According to the 2019 California Tax Credit Allocation Committee staff reports, there were 23 new construction projects of below market housing, with a total of 1,912 units, across six counties of the nine-county Bay Area. Below market rate housing, or “affordable housing”, refers to housing units developed in whole or in part with public subsidies and are reserved for low-income residents. Each project in California requested federal and/or state tax credits to finance the new construction of housing units with rents affordable to households earning 30-60% of area median income (AMI). The project costs consist of land and acquisition, construction costs, construction contingency, architectural/engineering, construction interest, permanent financing, legal fees, reserves, other costs, developer fees, and commercial costs. Project costs are analyzed to determine the reasonableness of all fees within TCAC’s underwriting guidelines and TCAC limitations.

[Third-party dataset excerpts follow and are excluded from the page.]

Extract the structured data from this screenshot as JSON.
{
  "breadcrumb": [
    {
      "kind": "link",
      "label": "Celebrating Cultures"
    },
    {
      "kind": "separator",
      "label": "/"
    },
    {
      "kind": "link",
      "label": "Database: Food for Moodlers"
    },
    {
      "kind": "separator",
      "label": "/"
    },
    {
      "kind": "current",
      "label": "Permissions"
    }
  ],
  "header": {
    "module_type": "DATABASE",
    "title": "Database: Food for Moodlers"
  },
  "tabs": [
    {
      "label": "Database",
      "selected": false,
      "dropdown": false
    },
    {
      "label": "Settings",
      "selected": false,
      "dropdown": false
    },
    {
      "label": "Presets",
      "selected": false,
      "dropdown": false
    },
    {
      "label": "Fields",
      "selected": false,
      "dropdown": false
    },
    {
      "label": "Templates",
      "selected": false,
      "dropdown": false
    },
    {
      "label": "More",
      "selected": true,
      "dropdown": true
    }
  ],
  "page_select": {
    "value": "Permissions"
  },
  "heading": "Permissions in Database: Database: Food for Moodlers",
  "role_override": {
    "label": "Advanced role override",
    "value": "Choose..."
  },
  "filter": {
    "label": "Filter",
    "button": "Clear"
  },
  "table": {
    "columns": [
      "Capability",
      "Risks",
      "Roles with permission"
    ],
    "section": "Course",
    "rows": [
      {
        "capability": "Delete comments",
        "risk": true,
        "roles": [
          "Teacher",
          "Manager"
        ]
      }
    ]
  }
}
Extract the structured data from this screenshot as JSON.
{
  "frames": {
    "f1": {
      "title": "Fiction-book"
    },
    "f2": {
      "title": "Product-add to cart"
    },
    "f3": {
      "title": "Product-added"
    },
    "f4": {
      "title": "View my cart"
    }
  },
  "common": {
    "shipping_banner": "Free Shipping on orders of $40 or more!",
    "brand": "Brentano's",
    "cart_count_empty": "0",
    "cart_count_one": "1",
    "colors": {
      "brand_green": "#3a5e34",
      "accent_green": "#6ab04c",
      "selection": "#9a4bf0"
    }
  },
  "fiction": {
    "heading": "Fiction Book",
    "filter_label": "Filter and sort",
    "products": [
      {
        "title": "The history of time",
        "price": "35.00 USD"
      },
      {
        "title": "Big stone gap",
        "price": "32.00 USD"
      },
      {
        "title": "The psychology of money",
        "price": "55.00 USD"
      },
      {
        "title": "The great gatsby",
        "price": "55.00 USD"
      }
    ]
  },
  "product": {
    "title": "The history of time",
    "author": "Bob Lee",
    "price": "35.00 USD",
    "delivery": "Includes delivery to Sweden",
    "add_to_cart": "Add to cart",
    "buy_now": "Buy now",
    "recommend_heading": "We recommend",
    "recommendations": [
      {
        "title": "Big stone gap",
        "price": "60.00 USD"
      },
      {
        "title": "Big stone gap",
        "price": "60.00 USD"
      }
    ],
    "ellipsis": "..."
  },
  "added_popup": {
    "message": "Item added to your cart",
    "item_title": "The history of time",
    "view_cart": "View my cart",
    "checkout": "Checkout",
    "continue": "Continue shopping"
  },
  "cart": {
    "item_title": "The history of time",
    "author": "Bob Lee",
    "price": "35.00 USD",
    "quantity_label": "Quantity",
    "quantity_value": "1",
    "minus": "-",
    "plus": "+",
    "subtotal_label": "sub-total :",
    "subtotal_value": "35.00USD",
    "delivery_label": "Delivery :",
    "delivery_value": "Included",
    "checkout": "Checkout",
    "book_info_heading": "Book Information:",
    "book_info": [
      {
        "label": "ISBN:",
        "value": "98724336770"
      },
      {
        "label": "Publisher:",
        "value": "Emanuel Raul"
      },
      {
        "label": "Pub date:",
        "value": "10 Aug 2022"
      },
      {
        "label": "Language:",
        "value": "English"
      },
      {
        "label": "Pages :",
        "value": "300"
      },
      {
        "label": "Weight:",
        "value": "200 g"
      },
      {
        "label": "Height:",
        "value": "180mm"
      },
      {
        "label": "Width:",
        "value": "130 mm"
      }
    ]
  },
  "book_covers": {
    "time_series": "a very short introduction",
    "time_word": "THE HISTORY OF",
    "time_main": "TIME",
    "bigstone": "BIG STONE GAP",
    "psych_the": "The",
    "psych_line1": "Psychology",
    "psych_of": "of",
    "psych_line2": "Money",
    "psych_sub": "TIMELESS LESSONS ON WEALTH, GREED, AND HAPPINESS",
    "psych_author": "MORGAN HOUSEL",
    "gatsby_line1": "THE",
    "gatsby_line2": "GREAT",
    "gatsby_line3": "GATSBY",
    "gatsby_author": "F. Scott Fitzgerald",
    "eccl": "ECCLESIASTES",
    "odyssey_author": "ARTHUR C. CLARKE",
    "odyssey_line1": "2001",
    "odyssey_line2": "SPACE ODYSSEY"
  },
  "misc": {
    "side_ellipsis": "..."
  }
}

In 2019, the average construction cost of new below market rate housing in the Bay Area was $664,455 per unit. In comparison, other projects across California (excluding the Bay Area), on average cost $385,185 per unit of below market rate housing. At $737,417 per unit, San Francisco County had the highest per unit cost of construction in the Bay Area. San Francisco is often regarded to as the most expensive place to build housing, and this holds true in 2019. Projects in Santa Clara County and Sonoma County were below the Bay Area average, with average values of $621,517, and $497,360, respectively.
These numbers reflect the region’s housing crisis as it has come increasingly more expensive to construct new housing units within the Bay Area. In particular, counties such as Alameda, San Francisco, San Mateo, and Napa have higher average per unit costs than the Bay Area as a whole, and are significantly higher than the rest of the state.